5) Respect the text, but most importantly, respect the culture the text belongs to

Think of yourself as an ambassador – your mission is to mediate between two different cultures with faithfulness and accuracy.

6) However, do not be strict

Respecting the text does not mean that you have to be literal to it. Sometimes, you will need to give yourself more freedom in order to render the message.

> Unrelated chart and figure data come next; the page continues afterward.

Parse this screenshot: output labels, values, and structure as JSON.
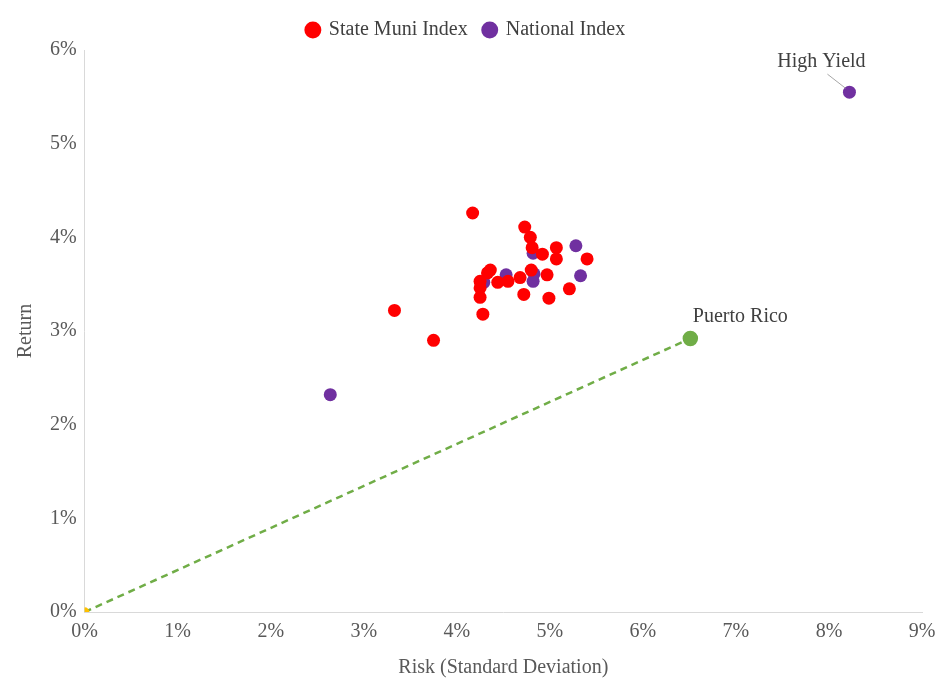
{
  "chart_data": {
    "type": "scatter",
    "x_label": "Risk (Standard Deviation)",
    "y_label": "Return",
    "legend": "top",
    "grid": false,
    "marker": "circle",
    "xlim": [
      0,
      9
    ],
    "ylim": [
      0,
      6
    ],
    "xticks": [
      {
        "value": 0,
        "label": "0%"
      },
      {
        "value": 1,
        "label": "1%"
      },
      {
        "value": 2,
        "label": "2%"
      },
      {
        "value": 3,
        "label": "3%"
      },
      {
        "value": 4,
        "label": "4%"
      },
      {
        "value": 5,
        "label": "5%"
      },
      {
        "value": 6,
        "label": "6%"
      },
      {
        "value": 7,
        "label": "7%"
      },
      {
        "value": 8,
        "label": "8%"
      },
      {
        "value": 9,
        "label": "9%"
      }
    ],
    "yticks": [
      {
        "value": 0,
        "label": "0%"
      },
      {
        "value": 1,
        "label": "1%"
      },
      {
        "value": 2,
        "label": "2%"
      },
      {
        "value": 3,
        "label": "3%"
      },
      {
        "value": 4,
        "label": "4%"
      },
      {
        "value": 5,
        "label": "5%"
      },
      {
        "value": 6,
        "label": "6%"
      }
    ],
    "series": [
      {
        "name": "State Muni Index",
        "color": "#ff0000",
        "x": [
          4.17,
          3.33,
          3.75,
          4.73,
          4.79,
          4.81,
          5.07,
          5.07,
          4.92,
          5.4,
          4.8,
          4.97,
          4.68,
          4.55,
          4.44,
          4.25,
          4.25,
          4.25,
          4.33,
          4.36,
          4.72,
          4.99,
          5.21,
          4.28
        ],
        "values": [
          4.26,
          3.22,
          2.9,
          4.11,
          4.0,
          3.89,
          3.89,
          3.77,
          3.82,
          3.77,
          3.65,
          3.6,
          3.57,
          3.53,
          3.52,
          3.53,
          3.46,
          3.36,
          3.62,
          3.65,
          3.39,
          3.35,
          3.45,
          3.18
        ]
      },
      {
        "name": "National Index",
        "color": "#7030a0",
        "x": [
          2.64,
          4.29,
          4.53,
          4.82,
          4.82,
          4.83,
          5.28,
          5.33,
          8.22
        ],
        "values": [
          2.32,
          3.52,
          3.6,
          3.83,
          3.53,
          3.61,
          3.91,
          3.59,
          5.55
        ]
      }
    ],
    "reference_line": {
      "x": [
        0,
        6.51
      ],
      "y": [
        0,
        2.92
      ],
      "color": "#70ad47",
      "colors": [
        "#ffc000",
        "#70ad47"
      ],
      "line_style": "dashed"
    },
    "annotations": [
      {
        "text": "High Yield",
        "x": 8.22,
        "y": 5.55
      },
      {
        "text": "Puerto Rico",
        "x": 6.51,
        "y": 2.92
      }
    ]
  }
}
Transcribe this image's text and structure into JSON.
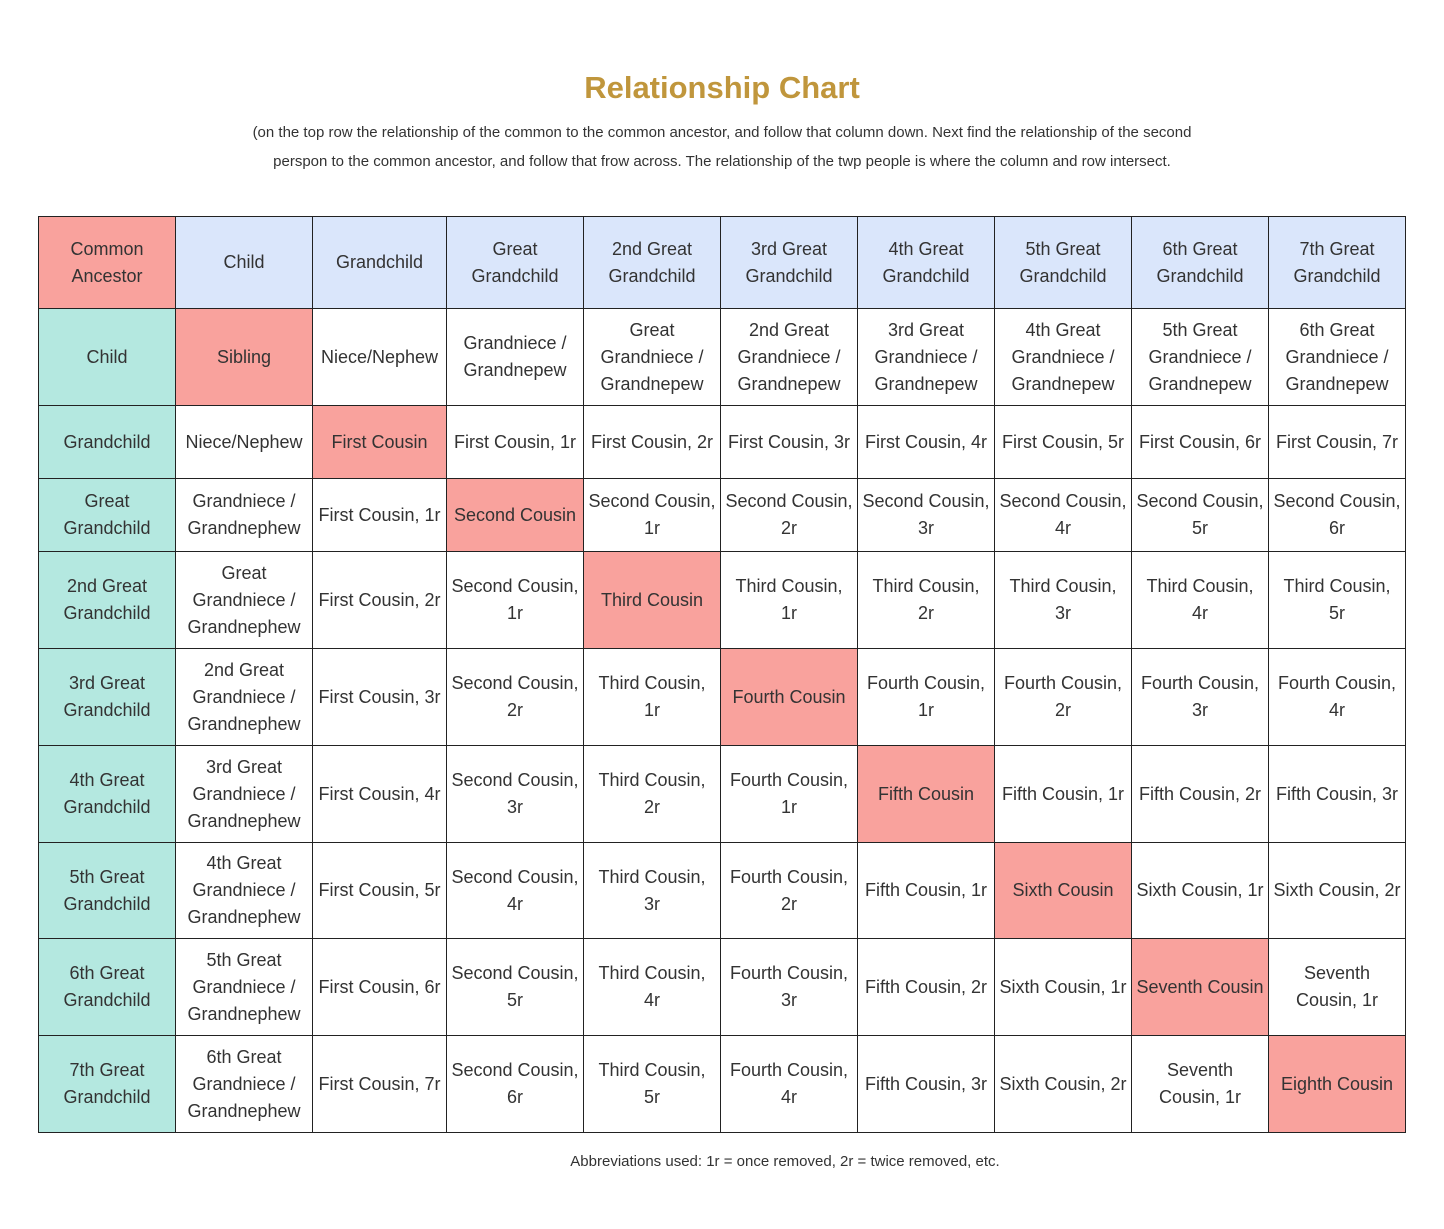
{
  "title": "Relationship Chart",
  "subtitle": "(on the top row the relationship of the common to the common ancestor, and follow  that column down. Next find the relationship of the second perspon to the common ancestor, and follow that frow across. The relationship of  the twp people is where the column and row intersect.",
  "colors": {
    "title": "#c0963c",
    "header": "#dae6fb",
    "row_header": "#b4e8e0",
    "highlight": "#f9a29d"
  },
  "table": {
    "corner": "Common Ancestor",
    "columns": [
      "Child",
      "Grandchild",
      "Great Grandchild",
      "2nd Great Grandchild",
      "3rd Great Grandchild",
      "4th Great Grandchild",
      "5th Great Grandchild",
      "6th Great Grandchild",
      "7th Great Grandchild"
    ],
    "rows": [
      {
        "label": "Child",
        "cells": [
          "Sibling",
          "Niece/Nephew",
          "Grandniece / Grandnepew",
          "Great Grandniece / Grandnepew",
          "2nd Great Grandniece / Grandnepew",
          "3rd Great Grandniece / Grandnepew",
          "4th Great Grandniece / Grandnepew",
          "5th Great Grandniece / Grandnepew",
          "6th Great Grandniece / Grandnepew"
        ]
      },
      {
        "label": "Grandchild",
        "cells": [
          "Niece/Nephew",
          "First Cousin",
          "First Cousin, 1r",
          "First Cousin, 2r",
          "First Cousin, 3r",
          "First Cousin, 4r",
          "First Cousin, 5r",
          "First Cousin, 6r",
          "First Cousin, 7r"
        ]
      },
      {
        "label": "Great Grandchild",
        "cells": [
          "Grandniece / Grandnephew",
          "First Cousin, 1r",
          "Second Cousin",
          "Second Cousin, 1r",
          "Second Cousin, 2r",
          "Second Cousin, 3r",
          "Second Cousin, 4r",
          "Second Cousin, 5r",
          "Second Cousin, 6r"
        ]
      },
      {
        "label": "2nd Great Grandchild",
        "cells": [
          "Great Grandniece / Grandnephew",
          "First Cousin, 2r",
          "Second Cousin, 1r",
          "Third Cousin",
          "Third Cousin, 1r",
          "Third Cousin, 2r",
          "Third Cousin, 3r",
          "Third Cousin, 4r",
          "Third Cousin, 5r"
        ]
      },
      {
        "label": "3rd Great Grandchild",
        "cells": [
          "2nd Great Grandniece / Grandnephew",
          "First Cousin, 3r",
          "Second Cousin, 2r",
          "Third Cousin, 1r",
          "Fourth Cousin",
          "Fourth Cousin, 1r",
          "Fourth Cousin, 2r",
          "Fourth Cousin, 3r",
          "Fourth Cousin, 4r"
        ]
      },
      {
        "label": "4th Great Grandchild",
        "cells": [
          "3rd Great Grandniece / Grandnephew",
          "First Cousin, 4r",
          "Second Cousin, 3r",
          "Third Cousin, 2r",
          "Fourth Cousin, 1r",
          "Fifth Cousin",
          "Fifth Cousin, 1r",
          "Fifth Cousin, 2r",
          "Fifth Cousin, 3r"
        ]
      },
      {
        "label": "5th Great Grandchild",
        "cells": [
          "4th Great Grandniece / Grandnephew",
          "First Cousin, 5r",
          "Second Cousin, 4r",
          "Third Cousin, 3r",
          "Fourth Cousin, 2r",
          "Fifth Cousin, 1r",
          "Sixth Cousin",
          "Sixth Cousin, 1r",
          "Sixth Cousin, 2r"
        ]
      },
      {
        "label": "6th Great Grandchild",
        "cells": [
          "5th Great Grandniece / Grandnephew",
          "First Cousin, 6r",
          "Second Cousin, 5r",
          "Third Cousin, 4r",
          "Fourth Cousin, 3r",
          "Fifth Cousin, 2r",
          "Sixth Cousin, 1r",
          "Seventh Cousin",
          "Seventh Cousin, 1r"
        ]
      },
      {
        "label": "7th Great Grandchild",
        "cells": [
          "6th Great Grandniece / Grandnephew",
          "First Cousin, 7r",
          "Second Cousin, 6r",
          "Third Cousin, 5r",
          "Fourth Cousin, 4r",
          "Fifth Cousin, 3r",
          "Sixth Cousin, 2r",
          "Seventh Cousin, 1r",
          "Eighth Cousin"
        ]
      }
    ]
  },
  "footer": "Abbreviations used: 1r = once removed, 2r = twice removed, etc."
}
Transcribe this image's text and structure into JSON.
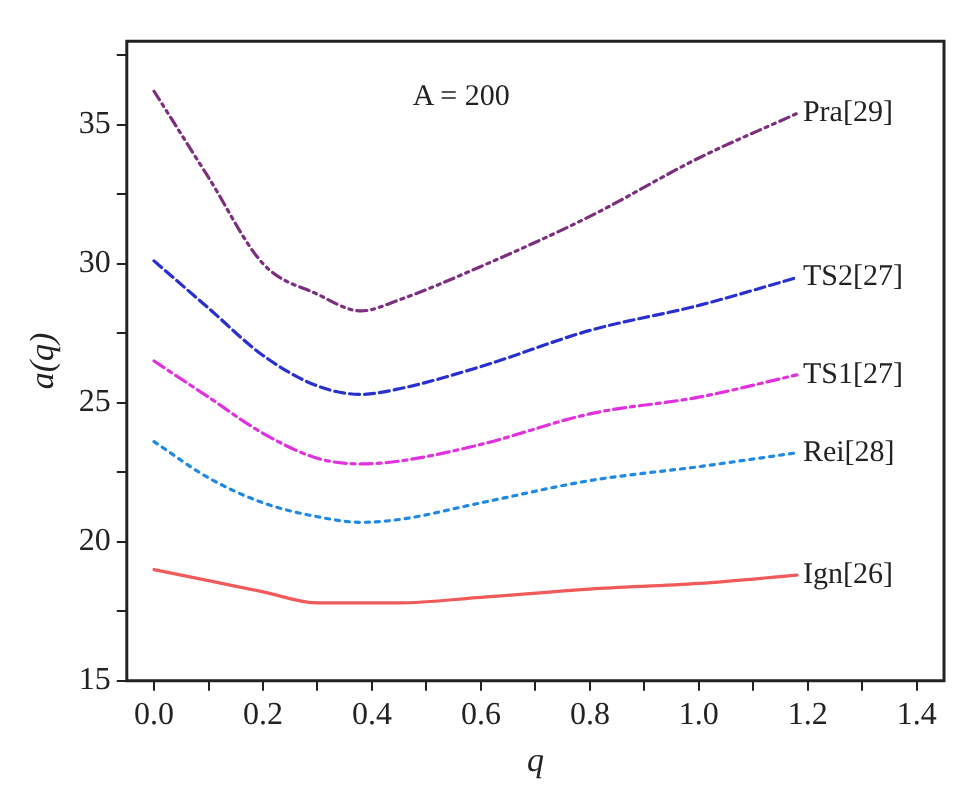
{
  "chart_data": {
    "type": "line",
    "xlabel": "q",
    "ylabel": "a(q)",
    "annotations": [
      "A = 200"
    ],
    "x": [
      0,
      0.1,
      0.2,
      0.3,
      0.38,
      0.45,
      0.6,
      0.8,
      1.0,
      1.18
    ],
    "series": [
      {
        "name": "Pra[29]",
        "color": "#7b2f7e",
        "line_style": "dashdotdot",
        "values": [
          36.2,
          33.1,
          30.0,
          28.9,
          28.3,
          28.7,
          29.9,
          31.7,
          33.8,
          35.4
        ]
      },
      {
        "name": "TS2[27]",
        "color": "#2a2fd0",
        "line_style": "dashed",
        "values": [
          30.1,
          28.4,
          26.7,
          25.6,
          25.3,
          25.5,
          26.3,
          27.6,
          28.5,
          29.5
        ]
      },
      {
        "name": "TS1[27]",
        "color": "#e030e0",
        "line_style": "dashdot",
        "values": [
          26.5,
          25.2,
          23.9,
          23.0,
          22.8,
          22.9,
          23.5,
          24.6,
          25.2,
          26.0
        ]
      },
      {
        "name": "Rei[28]",
        "color": "#1e88e5",
        "line_style": "dotted",
        "values": [
          23.6,
          22.3,
          21.4,
          20.9,
          20.7,
          20.8,
          21.4,
          22.2,
          22.7,
          23.2
        ]
      },
      {
        "name": "Ign[26]",
        "color": "#f05a5a",
        "line_style": "solid",
        "values": [
          19.0,
          18.6,
          18.2,
          17.8,
          17.8,
          17.8,
          18.0,
          18.3,
          18.5,
          18.8
        ]
      }
    ],
    "xlim": [
      -0.05,
      1.45
    ],
    "xticks": [
      {
        "value": 0,
        "label": "0.0"
      },
      {
        "value": 0.1,
        "label": null
      },
      {
        "value": 0.2,
        "label": "0.2"
      },
      {
        "value": 0.3,
        "label": null
      },
      {
        "value": 0.4,
        "label": "0.4"
      },
      {
        "value": 0.5,
        "label": null
      },
      {
        "value": 0.6,
        "label": "0.6"
      },
      {
        "value": 0.7,
        "label": null
      },
      {
        "value": 0.8,
        "label": "0.8"
      },
      {
        "value": 0.9,
        "label": null
      },
      {
        "value": 1.0,
        "label": "1.0"
      },
      {
        "value": 1.1,
        "label": null
      },
      {
        "value": 1.2,
        "label": "1.2"
      },
      {
        "value": 1.3,
        "label": null
      },
      {
        "value": 1.4,
        "label": "1.4"
      }
    ],
    "ylim": [
      15,
      38
    ],
    "yticks": [
      15,
      {
        "value": 17.5,
        "label": null
      },
      20,
      {
        "value": 22.5,
        "label": null
      },
      25,
      {
        "value": 27.5,
        "label": null
      },
      30,
      {
        "value": 32.5,
        "label": null
      },
      35,
      {
        "value": 37.5,
        "label": null
      }
    ],
    "grid": false,
    "legend": false,
    "marker": "none"
  }
}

7) Do not believe in impossible translations

They do not exist: everything can be translated. If you can’t get an equivalent, you will have to go around it and use other translation techniques (amplification, neutralization, cultural equivalent, and so on).

8) Read your text aloud

It seems funny but you won’t really know how your text sounds like until you read it aloud. It should sound smooth and natural, as if it had been written originally in your language.

9) Let it go

Edit, edit, edit. And then stop. If you’re a perfectionist like me, you will never be sure if the text is already finished, but at some point you’ll have to trust your skills and move on.

10) Do it with passion

All the other tips are great but they will be meaningless unless you follow this one. I know it’s hard to be passionate when you’re translating the instruction manual of a brand new vacuum cleaner, but think about it in this way – passion is contagious. If your passion shows in your writing, everyone will be able to see it.

Which is your favourite tip? And what other tips do you follow?

Luisa is a literary translator with a very particular agenda: she has challenged herself to translate a children’s book from every country in the world. In her blog “Translating for Children” she writes about this project and about everything related to diversity in children’s literature. This post originally appear on her blog

Comments

  1. Christopher Norris

    I was chatting with Ragnar Jónasson yesterday at the launch party of his new Dark Iceland novel, Rupture (published by Orenda Books). Ragnar speaks fluent English, but he works with translator Quentin Bates for his English-language editions from the original Icelandic.

    I asked him about this. Ragnar simply said that native speakers have an in-built 100% knowledge of how their mother-tongue language works, so that were he to translate his own work it would not read seamlessly.

    This goes for screenplays, too. His Dark Iceland series is being filmed for English television. Ragnar is not writing the screenplays.